Heterogeneous fleets. When the peer is not ours — a community agent, a partner's agent, an upstream platform's agent — A2A is the lingua franca. Our MCP tool catalog is internal.
Identity matters. When the who of the peer is part of the semantics (audit, billing, contract-bound) rather than the what of the function, A2A's agent card gives you that identity at protocol level.

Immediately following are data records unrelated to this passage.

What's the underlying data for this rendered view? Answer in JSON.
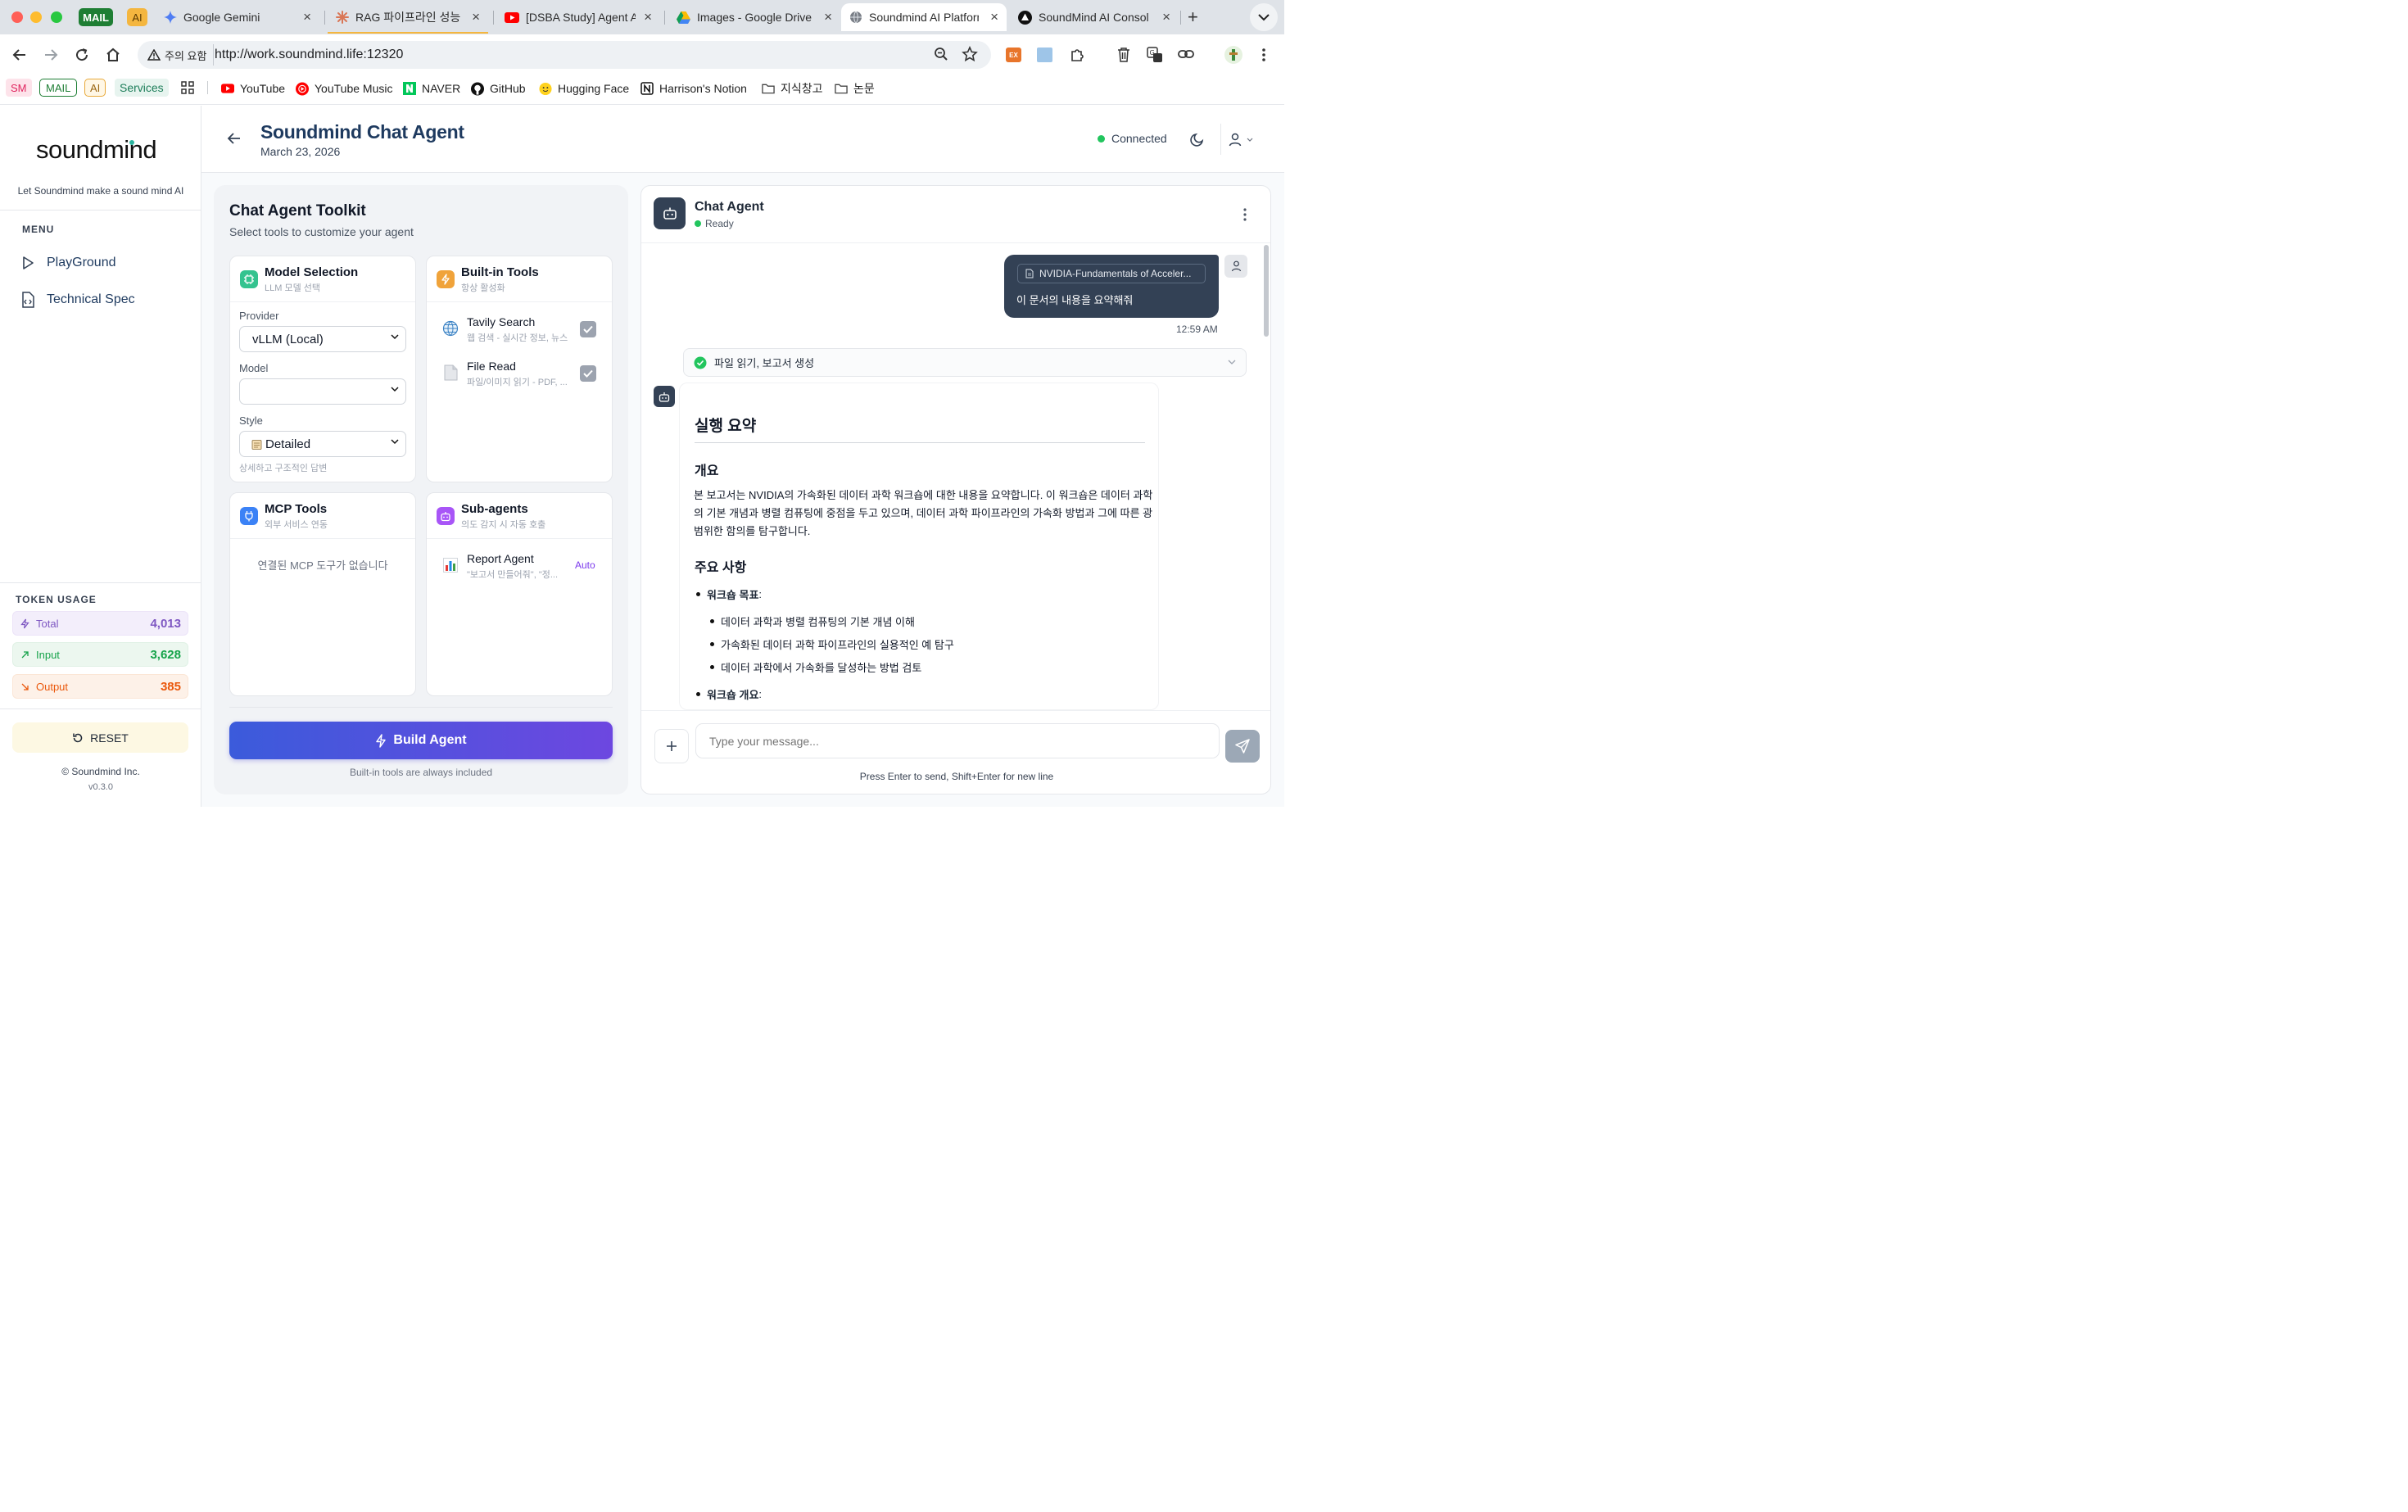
{
  "browser": {
    "tabs": [
      {
        "label": "Google Gemini"
      },
      {
        "label": "RAG 파이프라인 성능 평가"
      },
      {
        "label": "[DSBA Study] Agent A"
      },
      {
        "label": "Images - Google Drive"
      },
      {
        "label": "Soundmind AI Platform"
      },
      {
        "label": "SoundMind AI Console"
      }
    ],
    "pinned": {
      "mail": "MAIL",
      "ai": "AI"
    },
    "security_label": "주의 요함",
    "url": "http://work.soundmind.life:12320",
    "bookmarks": {
      "sm": "SM",
      "mail": "MAIL",
      "ai": "AI",
      "services": "Services",
      "youtube": "YouTube",
      "youtube_music": "YouTube Music",
      "naver": "NAVER",
      "github": "GitHub",
      "hugging_face": "Hugging Face",
      "notion": "Harrison's Notion",
      "folder1": "지식창고",
      "folder2": "논문"
    },
    "ext_ex": "EX"
  },
  "sidebar": {
    "logo": "soundmind",
    "tagline": "Let Soundmind make a sound mind AI",
    "menu_title": "MENU",
    "items": [
      {
        "label": "PlayGround"
      },
      {
        "label": "Technical Spec"
      }
    ],
    "token_usage": {
      "title": "TOKEN USAGE",
      "total_label": "Total",
      "total_value": "4,013",
      "input_label": "Input",
      "input_value": "3,628",
      "output_label": "Output",
      "output_value": "385"
    },
    "reset_label": "RESET",
    "copyright": "© Soundmind Inc.",
    "version": "v0.3.0"
  },
  "header": {
    "title": "Soundmind Chat Agent",
    "date": "March 23, 2026",
    "status": "Connected"
  },
  "toolkit": {
    "title": "Chat Agent Toolkit",
    "subtitle": "Select tools to customize your agent",
    "model_selection": {
      "title": "Model Selection",
      "subtitle": "LLM 모델 선택",
      "provider_label": "Provider",
      "provider_value": "vLLM (Local)",
      "model_label": "Model",
      "model_value": "",
      "style_label": "Style",
      "style_value": "Detailed",
      "style_hint": "상세하고 구조적인 답변"
    },
    "builtin": {
      "title": "Built-in Tools",
      "subtitle": "항상 활성화",
      "tools": [
        {
          "name": "Tavily Search",
          "desc": "웹 검색 - 실시간 정보, 뉴스"
        },
        {
          "name": "File Read",
          "desc": "파일/이미지 읽기 - PDF, ..."
        }
      ]
    },
    "mcp": {
      "title": "MCP Tools",
      "subtitle": "외부 서비스 연동",
      "empty": "연결된 MCP 도구가 없습니다"
    },
    "subagents": {
      "title": "Sub-agents",
      "subtitle": "의도 감지 시 자동 호출",
      "agents": [
        {
          "name": "Report Agent",
          "desc": "\"보고서 만들어줘\", \"정...",
          "badge": "Auto"
        }
      ]
    },
    "build_label": "Build Agent",
    "build_hint": "Built-in tools are always included"
  },
  "chat": {
    "agent_name": "Chat Agent",
    "agent_status": "Ready",
    "user_message": {
      "attachment": "NVIDIA-Fundamentals of Acceler...",
      "text": "이 문서의 내용을 요약해줘",
      "time": "12:59 AM"
    },
    "tool_step": "파일 읽기, 보고서 생성",
    "response": {
      "h1": "실행 요약",
      "h2_overview": "개요",
      "overview_line1": "본 보고서는 NVIDIA의 가속화된 데이터 과학 워크숍에 대한 내용을 요약합니다. 이 워크숍은 데이터 과학",
      "overview_line2": "의 기본 개념과 병렬 컴퓨팅에 중점을 두고 있으며, 데이터 과학 파이프라인의 가속화 방법과 그에 따른 광",
      "overview_line3": "범위한 함의를 탐구합니다.",
      "h2_main": "주요 사항",
      "bullet1_label": "워크숍 목표",
      "sub_bullets": [
        "데이터 과학과 병렬 컴퓨팅의 기본 개념 이해",
        "가속화된 데이터 과학 파이프라인의 실용적인 예 탐구",
        "데이터 과학에서 가속화를 달성하는 방법 검토"
      ],
      "bullet2_label": "워크숍 개요"
    },
    "input_placeholder": "Type your message...",
    "input_hint": "Press Enter to send, Shift+Enter for new line"
  },
  "colors": {
    "navy": "#334155",
    "accent_purple": "#7c3aed",
    "build_gradient_start": "#3b5bdb",
    "build_gradient_end": "#6d47e0",
    "status_green": "#22c55e",
    "total_color": "#7e57c2",
    "input_color": "#16a34a",
    "output_color": "#ea580c"
  },
  "icons": [
    "back-arrow-icon",
    "play-icon",
    "document-code-icon",
    "moon-icon",
    "user-icon",
    "robot-icon",
    "chip-icon",
    "lightning-icon",
    "plug-icon",
    "globe-icon",
    "file-icon",
    "bar-chart-icon",
    "checkmark-icon",
    "chevron-down-icon",
    "kebab-menu-icon",
    "plus-icon",
    "send-icon",
    "reset-icon",
    "check-circle-icon"
  ]
}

Streaming protocol (ADR-007)¶

ADR-007 selects Server-Sent Events (SSE) as the canonical transport for agent text streams from any gateway to any consumer (browser or backend). The frame format is JSON lines — one JSON object per data: event, each carrying either a token delta, a tool-call event, a usage update, or a terminal done event.

Why SSE, not WebSocket¶

HTTP/2 multiplexing. SSE rides ordinary HTTP, so a single TCP connection between the browser and our edge multiplexes dozens of concurrent agent streams. WebSocket is one socket per stream, and every middlebox (CDN, ingress, ACA) treats it as a special case.
Simple proxies. Every reverse proxy in the universe understands HTTP. CloudFront, Cloudflare, Azure Front Door, Nginx, Envoy, ACA ingress — they all stream SSE without configuration. WebSocket upgrades require explicit allowlisting and often break on cheap tiers.
One direction is enough. Agent → consumer is the only direction that needs streaming. Consumer → agent is well-served by a separate POST for the prompt and a cancellation endpoint. WebSocket's bidirectionality is unused dead weight for this shape.
Replay. SSE has a built-in Last-Event-ID semantic; resuming a dropped stream from a sequence number is part of the spec.

Why not gRPC streaming¶

gRPC bidi streaming is technically superior for cross-service backend calls (it is what middle-core ↔ backend-core should probably use for plumbing). But it is not browser-reachable without a translation layer (grpc-web), it does not play well with our SSE-aware edge, and it forces a protobuf compilation step on every contract change. SSE keeps the contract in JSON and reachable from curl.

Frame format¶

event: token
data: {"seq":42,"delta":"Hello","model":"gpt-oss-120b"}

event: tool_call
data: {"seq":43,"id":"call_x","name":"fleet_ps","arguments":{}}

event: usage
data: {"input_tokens":312,"output_tokens":118,"cache_read":0}

event: done
data: {"finish_reason":"stop"}

Cancellation¶

The client sends DELETE /v1/streams/{stream_id} (or aborts the EventSource and lets a server-side idle timer fire). The gateway then:

Stops forwarding upstream tokens.
Sends a final event: canceled frame.
Closes the response stream.
Writes a canceled audit record.

Importantly, cancellation does not retroactively un-call tools that already executed. The agent's tool-call ledger is append-only.

Agent memory (ADR-008)¶

ADR-008 splits agent memory into four layers, each chosen for what it does well:

Layer	Persistence	Shape	Backing store
Working memory	In-process, dies with the turn	The prompt	The LLM's context window
Episodic memory	Durable, append-only	Event log: "agent X did Y at T"	NATS JetStream → ArcadeDB
Semantic memory	Durable, queried	Knowledge graph: entities, relations, embeddings	ArcadeDB (graph + vector)
Code knowledge	Durable, per-repo	Symbol graph: files, defs, refs, calls	`codebase-memory-mcp` (SQLite per repo)

Ephemeral vs persisted¶

Ephemeral:

The current prompt and the streaming response.
Tool-call scratch space inside one turn.
Per-stream cancellation tokens.
Anything written to /tmp inside an agent container.

Persisted:

Every prompt + completion + tool-call sequence (audit, not retrieval — we don't replay these into prompts).
Episodic events: "user asked X, planner produced plan Y, executor completed step Z."
Semantic facts extracted from conversations or documents: entities, their relationships, embeddings of their descriptions.
Codebase structural memory: definitions, references, the call graph.

Episodic vs semantic¶

The distinction is the cognitive-science one (Tulving, 1972), repurposed for agents:

Episodic is what happened, when, in what order. It is the source of truth for "did we already try this?" and "what was the state when we made that decision?". It is queried by time and by run-id.
Semantic is what is true, abstracted from the episode. It is the source of truth for "what is the schema of holon?" and "what capabilities does the api-designer agent declare?". It is queried by entity and by embedding similarity.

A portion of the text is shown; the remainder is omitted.